Malaysian palm oil futures eased further on Thursday due to a lack of bullish market drivers, with both crude oil and rival soybean oil declining from the previous session's levels.
The Bursa Malaysia Derivatives' August crude palm oil contract edged lower by 0.57% to 4,504 Malaysian ringgit ($1,103.87) per metric ton. The September contract slipped 0.59% to 4,542 ringgit/mt.
Prices declined despite preliminary reports that Malaysia's July 1-15 shipments grew between 4% and 12.4% from a month earlier.
A strengthening local currency, however, is dampening export competitiveness, due to resulting higher cargo prices for international buyers.
Demand has remained relatively subdued and there has been no significant change in market sentiment, as uncertainties have arisen from geopolitical tensions in the Middle East, Reuters reported, citing Paramalingam Supramaniam, director of a Selangor-based brokerage.
Malaysia has kept the export duty for crude palm oil at 10% in August, as reference price rose to 4,412.19 ringgit/mt from the prior month's 4,346.79 ringgit/mt, according to a notification from the Malaysian Palm Oil Board.
In Indonesia, exports reportedly dropped 25.1% year over year to around 2.0 million metric tons in May, media outlets reported, citing Indonesian palm oil association Gapki.
Analysts expect that the country's exportable supplies will further decline following the implementation of a higher 50% palm-based biodiesel blending mandate on July 1.

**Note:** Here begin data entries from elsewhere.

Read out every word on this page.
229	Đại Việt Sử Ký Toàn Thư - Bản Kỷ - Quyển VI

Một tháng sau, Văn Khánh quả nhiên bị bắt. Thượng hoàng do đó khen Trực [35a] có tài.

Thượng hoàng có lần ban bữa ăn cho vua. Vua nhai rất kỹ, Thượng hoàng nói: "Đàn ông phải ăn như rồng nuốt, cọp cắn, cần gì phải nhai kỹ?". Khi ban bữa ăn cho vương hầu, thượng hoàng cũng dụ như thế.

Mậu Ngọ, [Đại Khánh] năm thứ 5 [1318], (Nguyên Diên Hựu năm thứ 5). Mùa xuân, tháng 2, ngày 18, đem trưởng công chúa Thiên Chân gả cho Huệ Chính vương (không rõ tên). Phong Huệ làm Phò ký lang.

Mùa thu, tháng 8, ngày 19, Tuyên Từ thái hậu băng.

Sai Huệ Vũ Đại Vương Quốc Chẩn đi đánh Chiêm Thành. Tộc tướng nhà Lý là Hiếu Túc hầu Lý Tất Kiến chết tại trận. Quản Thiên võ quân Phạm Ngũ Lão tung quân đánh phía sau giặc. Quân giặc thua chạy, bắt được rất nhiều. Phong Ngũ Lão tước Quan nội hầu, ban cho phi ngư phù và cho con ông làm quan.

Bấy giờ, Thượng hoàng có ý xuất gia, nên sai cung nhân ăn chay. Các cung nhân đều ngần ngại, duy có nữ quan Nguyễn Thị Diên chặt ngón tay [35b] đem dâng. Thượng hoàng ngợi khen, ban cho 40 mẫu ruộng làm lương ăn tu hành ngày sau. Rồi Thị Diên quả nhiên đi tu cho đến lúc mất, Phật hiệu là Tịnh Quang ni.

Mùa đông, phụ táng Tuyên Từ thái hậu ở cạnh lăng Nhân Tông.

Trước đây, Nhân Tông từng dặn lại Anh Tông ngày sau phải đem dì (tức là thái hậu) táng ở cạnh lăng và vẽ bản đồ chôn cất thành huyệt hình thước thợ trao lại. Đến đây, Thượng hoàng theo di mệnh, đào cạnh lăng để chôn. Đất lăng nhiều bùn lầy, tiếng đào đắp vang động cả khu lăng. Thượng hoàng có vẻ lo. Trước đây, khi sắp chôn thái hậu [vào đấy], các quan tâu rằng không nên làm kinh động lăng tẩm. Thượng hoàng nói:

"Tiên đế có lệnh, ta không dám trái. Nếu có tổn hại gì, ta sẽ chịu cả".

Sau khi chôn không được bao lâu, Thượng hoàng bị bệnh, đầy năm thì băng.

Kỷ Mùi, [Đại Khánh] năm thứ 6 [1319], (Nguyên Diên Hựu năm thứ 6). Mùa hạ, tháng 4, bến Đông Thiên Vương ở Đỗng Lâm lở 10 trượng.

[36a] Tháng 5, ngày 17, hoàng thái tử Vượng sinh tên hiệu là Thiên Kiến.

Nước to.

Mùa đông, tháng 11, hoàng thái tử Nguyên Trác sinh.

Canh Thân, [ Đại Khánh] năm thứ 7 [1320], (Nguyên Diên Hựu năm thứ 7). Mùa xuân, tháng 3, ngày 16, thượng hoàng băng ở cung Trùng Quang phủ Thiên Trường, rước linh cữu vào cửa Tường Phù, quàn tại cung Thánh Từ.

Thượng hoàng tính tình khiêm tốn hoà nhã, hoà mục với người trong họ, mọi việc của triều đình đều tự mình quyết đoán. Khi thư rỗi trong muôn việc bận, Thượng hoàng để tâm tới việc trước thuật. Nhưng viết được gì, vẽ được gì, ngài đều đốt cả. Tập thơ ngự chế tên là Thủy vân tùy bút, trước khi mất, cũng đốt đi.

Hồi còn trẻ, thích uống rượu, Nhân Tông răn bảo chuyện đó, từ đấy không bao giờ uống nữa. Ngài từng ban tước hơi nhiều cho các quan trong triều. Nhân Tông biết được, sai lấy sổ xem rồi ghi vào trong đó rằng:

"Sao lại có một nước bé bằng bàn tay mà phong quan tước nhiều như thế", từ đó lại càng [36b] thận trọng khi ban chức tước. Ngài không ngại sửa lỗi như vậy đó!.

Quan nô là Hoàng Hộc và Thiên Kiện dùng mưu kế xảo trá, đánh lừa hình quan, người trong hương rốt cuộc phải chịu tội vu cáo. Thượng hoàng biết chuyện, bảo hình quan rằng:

The palm oil market is expected to remain supported in H2 as B50 progresses and as yields decline toward the year-end through 2027 due to a developing El Nino weather phenomenon.
As prices rise, the Indonesian government will consider imposing sanctions on companies buying fresh fruit bunches at cheap rates, the Jakarta Globe reported.
The move is aimed at ensuring that farmers receive fair prices, following reports that there is a disconnect between global prices and farmgate prices.